Climbing skins. Five seconds worth. Five seconds more than any other film at the festival.
Colby West. Outdoes himself as a crooner. Has to be seen. Might go on a bit long but makes this a great date movie.
And, ta da, an actual ski mountaineering segment featuring Chris Davenport on a couple of classic extreme lines in the Alps. This was of course my favorite part by a longshot, and will not disappoint anyone with even a shred of alpinist in their soul. While Dav actually did four of the Alps classic descents this past season, “Claim” only features two: Eiger and Matterhorn. Both are big and fairly steep, and with modern film technique make for some good eye candy. I would have liked more tight shots of the actual skiing, with angles to show how steep and dangerous that terrain really is, but getting shots like that is a quantum tougher than setting up a camera position at the outrun of a cliff jump, so I’ll keep my gripes quiet.

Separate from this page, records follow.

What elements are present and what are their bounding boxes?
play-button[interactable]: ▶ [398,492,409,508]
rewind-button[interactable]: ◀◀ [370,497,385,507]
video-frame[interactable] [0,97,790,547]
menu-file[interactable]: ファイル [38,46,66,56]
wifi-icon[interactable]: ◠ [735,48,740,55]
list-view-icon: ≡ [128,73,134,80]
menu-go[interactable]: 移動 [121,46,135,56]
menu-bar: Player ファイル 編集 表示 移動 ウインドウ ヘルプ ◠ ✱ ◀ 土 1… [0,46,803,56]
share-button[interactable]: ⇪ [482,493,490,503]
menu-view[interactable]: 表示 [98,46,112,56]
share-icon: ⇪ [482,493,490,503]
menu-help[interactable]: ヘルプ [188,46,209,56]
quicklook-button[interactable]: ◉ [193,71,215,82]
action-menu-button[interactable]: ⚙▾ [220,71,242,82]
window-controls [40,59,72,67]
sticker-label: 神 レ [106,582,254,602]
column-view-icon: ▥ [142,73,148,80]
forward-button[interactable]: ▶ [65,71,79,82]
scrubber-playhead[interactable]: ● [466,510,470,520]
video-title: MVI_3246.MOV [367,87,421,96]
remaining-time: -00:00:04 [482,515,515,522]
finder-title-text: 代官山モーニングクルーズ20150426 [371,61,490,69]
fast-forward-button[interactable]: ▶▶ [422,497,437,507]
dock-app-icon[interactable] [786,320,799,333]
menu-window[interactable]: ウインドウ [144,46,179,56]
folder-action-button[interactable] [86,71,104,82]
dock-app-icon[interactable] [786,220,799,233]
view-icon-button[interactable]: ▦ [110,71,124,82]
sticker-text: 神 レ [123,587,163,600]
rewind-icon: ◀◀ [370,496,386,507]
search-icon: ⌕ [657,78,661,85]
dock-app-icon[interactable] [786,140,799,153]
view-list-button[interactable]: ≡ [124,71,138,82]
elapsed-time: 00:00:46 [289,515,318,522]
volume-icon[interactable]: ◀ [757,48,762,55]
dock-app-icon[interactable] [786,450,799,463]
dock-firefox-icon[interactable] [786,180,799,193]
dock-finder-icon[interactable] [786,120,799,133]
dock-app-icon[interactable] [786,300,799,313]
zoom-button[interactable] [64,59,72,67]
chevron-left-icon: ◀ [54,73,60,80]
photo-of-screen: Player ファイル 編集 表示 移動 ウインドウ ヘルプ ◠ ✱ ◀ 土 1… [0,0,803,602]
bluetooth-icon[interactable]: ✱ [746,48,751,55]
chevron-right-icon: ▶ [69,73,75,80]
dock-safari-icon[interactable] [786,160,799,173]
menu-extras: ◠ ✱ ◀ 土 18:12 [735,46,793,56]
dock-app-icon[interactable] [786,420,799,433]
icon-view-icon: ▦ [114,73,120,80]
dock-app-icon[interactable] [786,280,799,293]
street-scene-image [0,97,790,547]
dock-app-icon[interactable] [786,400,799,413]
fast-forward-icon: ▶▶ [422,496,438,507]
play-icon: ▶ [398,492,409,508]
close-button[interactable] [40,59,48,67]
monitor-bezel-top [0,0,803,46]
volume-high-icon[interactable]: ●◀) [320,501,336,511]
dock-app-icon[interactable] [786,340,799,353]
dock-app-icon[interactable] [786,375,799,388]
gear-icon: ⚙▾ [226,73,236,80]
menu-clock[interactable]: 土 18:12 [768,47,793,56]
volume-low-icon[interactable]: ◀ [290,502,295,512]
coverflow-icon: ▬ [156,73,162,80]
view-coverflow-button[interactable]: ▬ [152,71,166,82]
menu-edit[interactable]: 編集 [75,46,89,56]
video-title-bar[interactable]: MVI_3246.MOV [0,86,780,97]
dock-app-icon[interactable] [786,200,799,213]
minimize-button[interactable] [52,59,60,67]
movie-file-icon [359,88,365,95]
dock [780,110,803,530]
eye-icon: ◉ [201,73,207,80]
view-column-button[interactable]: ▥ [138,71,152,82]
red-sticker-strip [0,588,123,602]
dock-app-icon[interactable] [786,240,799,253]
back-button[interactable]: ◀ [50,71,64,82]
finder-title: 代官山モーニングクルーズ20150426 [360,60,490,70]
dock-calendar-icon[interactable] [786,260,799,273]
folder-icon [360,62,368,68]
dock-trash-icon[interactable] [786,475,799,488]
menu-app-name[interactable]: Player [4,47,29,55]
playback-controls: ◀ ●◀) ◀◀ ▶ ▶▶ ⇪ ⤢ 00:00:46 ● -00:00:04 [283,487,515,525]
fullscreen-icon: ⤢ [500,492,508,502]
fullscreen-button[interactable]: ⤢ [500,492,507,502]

Lastly, an interview with extreme skiing pioneer Sylvan Saudan is included in the Davenport segment. Saudan’s claim can not be denied. At the same time, he’s known for always having his hand out and thus being difficult to interview for folks with less than an astronomical budget. Somehow Matchstick got around “the skier of the impossible’s” taste for coin — perhaps the rad Frenchman is mellowing out a bit? Or he liked Dav and the Matchstick boys? Probably both. And Sylvan, you did look good in the interview. How did you get that tan?
WildSnow four thumbs up. And Colby, stay away from my wife. Saucer boy, you too.